Clarifying questions for future lunar missions
Many questions still need to be resolved before future missions to the Moon. To address these, staff from the American space agency NASA met with DLR and ESA colleagues at the Oberpfaffenhofen site.

Last week, the US space agency NASA was our guest, to do in person what we normally handle via video conferencing: clarifying what we need to document in the future to be able to collaborate effectively on operating the Lunar Gateway. The Lunar Gateway is a planned, permanent habitation and research station that, as part of the Artemis programme, will explore our Moon. The European Moon Control Centre is to be set up here in Oberpfaffenhofen.

So, we will be directly involved in the next lunar missions: for the Artemis II flight around the Moon next year – this time with an astronaut crew – data will already be running through our systems. The Cologne team at the European Astronaut Centre (EAC) will contribute to this mission with a medical app onboard, as well as during the first Moon landing with Artemis III the following year.
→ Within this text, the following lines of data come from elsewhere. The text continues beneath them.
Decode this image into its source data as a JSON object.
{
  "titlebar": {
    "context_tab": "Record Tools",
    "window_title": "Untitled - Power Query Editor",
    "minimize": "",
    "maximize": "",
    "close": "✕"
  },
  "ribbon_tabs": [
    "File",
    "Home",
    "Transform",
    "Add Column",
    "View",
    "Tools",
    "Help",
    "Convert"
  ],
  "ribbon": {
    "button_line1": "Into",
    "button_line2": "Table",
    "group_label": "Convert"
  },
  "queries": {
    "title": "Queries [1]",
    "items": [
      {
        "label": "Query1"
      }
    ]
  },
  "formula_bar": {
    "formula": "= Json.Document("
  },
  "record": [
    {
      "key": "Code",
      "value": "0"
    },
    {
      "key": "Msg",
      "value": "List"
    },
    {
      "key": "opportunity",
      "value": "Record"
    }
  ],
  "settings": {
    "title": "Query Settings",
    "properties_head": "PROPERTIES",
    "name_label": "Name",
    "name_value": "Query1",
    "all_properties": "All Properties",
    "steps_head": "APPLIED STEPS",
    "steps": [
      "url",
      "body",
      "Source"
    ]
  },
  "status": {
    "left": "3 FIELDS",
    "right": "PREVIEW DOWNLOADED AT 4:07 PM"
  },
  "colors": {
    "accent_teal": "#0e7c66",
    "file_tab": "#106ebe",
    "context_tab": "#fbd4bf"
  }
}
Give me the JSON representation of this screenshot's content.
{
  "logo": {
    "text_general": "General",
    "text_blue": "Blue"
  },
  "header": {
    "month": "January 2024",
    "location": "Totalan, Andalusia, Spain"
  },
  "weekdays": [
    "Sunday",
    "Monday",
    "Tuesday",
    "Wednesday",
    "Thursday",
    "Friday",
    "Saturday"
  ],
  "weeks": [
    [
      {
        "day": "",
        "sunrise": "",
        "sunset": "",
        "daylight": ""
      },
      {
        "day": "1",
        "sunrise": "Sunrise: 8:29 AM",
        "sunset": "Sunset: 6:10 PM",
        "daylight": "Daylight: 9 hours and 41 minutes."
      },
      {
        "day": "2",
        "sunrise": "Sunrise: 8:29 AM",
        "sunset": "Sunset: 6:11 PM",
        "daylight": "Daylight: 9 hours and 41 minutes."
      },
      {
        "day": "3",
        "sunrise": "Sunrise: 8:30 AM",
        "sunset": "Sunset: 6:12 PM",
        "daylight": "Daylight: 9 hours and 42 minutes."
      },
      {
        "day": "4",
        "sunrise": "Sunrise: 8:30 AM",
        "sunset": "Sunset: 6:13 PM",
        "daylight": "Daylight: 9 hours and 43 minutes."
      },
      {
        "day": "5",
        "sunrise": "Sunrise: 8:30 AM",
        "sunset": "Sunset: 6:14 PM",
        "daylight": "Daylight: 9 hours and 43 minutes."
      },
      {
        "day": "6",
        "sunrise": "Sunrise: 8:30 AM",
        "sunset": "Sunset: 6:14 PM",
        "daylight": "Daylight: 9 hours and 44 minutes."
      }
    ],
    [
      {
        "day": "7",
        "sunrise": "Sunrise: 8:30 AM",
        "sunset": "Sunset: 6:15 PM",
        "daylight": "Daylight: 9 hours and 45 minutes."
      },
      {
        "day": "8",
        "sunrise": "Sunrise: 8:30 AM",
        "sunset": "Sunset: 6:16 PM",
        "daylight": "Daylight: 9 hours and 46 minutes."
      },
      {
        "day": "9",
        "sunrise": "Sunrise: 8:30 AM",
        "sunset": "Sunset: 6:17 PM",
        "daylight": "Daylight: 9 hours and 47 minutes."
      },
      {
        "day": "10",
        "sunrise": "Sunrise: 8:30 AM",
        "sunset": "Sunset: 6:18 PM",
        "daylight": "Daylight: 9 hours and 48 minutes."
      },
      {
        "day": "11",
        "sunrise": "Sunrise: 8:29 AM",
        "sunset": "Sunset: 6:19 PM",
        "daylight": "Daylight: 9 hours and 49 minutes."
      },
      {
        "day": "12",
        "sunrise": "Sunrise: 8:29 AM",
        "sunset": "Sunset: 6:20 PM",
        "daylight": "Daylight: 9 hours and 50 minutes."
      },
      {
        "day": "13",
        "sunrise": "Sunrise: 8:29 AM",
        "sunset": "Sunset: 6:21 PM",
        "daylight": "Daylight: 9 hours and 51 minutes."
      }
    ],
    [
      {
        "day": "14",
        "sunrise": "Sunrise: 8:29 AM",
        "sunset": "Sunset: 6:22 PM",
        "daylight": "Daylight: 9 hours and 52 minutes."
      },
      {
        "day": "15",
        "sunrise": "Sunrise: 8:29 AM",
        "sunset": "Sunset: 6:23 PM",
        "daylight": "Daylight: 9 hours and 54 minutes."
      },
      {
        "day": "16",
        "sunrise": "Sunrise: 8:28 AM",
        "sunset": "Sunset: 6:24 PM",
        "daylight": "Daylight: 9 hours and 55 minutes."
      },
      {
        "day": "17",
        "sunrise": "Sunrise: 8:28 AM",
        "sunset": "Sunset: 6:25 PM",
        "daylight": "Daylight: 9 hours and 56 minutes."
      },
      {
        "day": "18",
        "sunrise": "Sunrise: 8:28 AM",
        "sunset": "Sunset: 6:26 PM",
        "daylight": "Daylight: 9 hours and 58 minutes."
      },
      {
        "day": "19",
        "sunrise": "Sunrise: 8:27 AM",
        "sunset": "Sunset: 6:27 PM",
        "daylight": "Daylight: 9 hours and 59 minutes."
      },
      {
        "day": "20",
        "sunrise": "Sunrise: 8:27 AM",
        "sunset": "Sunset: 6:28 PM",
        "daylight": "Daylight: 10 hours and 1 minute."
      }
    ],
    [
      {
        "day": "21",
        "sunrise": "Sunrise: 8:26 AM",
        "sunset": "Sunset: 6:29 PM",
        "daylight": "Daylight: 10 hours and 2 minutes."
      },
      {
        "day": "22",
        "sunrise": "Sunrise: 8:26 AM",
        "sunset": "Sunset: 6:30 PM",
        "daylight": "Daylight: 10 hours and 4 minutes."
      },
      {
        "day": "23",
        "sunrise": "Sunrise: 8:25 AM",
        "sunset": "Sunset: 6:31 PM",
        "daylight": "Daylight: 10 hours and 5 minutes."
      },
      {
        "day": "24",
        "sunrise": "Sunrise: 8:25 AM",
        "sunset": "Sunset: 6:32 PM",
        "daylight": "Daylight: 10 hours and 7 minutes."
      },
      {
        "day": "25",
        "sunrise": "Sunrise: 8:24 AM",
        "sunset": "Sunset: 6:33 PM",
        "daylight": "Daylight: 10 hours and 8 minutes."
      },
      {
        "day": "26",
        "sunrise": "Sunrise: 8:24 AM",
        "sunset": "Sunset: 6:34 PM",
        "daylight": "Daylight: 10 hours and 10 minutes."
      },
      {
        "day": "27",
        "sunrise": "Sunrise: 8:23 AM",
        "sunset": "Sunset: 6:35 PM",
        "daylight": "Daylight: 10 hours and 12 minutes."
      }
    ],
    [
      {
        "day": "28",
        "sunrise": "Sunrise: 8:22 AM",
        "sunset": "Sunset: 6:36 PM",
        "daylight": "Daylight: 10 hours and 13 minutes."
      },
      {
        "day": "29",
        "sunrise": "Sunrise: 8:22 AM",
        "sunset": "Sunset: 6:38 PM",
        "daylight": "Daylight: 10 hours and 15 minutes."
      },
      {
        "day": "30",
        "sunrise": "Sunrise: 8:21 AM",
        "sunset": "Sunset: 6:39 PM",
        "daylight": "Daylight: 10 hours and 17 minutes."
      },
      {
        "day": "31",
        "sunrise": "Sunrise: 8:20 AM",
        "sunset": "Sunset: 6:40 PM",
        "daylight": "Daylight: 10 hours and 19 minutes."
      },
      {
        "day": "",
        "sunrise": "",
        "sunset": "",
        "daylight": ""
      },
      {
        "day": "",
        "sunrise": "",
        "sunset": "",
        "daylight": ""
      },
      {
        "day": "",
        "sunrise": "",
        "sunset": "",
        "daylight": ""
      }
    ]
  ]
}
Then, the Lunar Gateway will be assembled in lunar orbit – from Oberpfaffenhofen, we will operate the two European modules, a lunar communication terminal and several experiments – all in close collaboration, particularly with NASA.

Our meetings were only marginally concerned with the technical aspects. Instead, we focused on questions like: "What flight rules do we need?", "How do we regulate which data products can be obtained by whom?", "How can we formally determine flight readiness?" It was certainly quite dry and exhausting, but there was an underlying sense of excitement in the meeting room that drives us all: We are all working together right now to put humans back on the surface of the Moon! And that is, once again, "extremely sexy".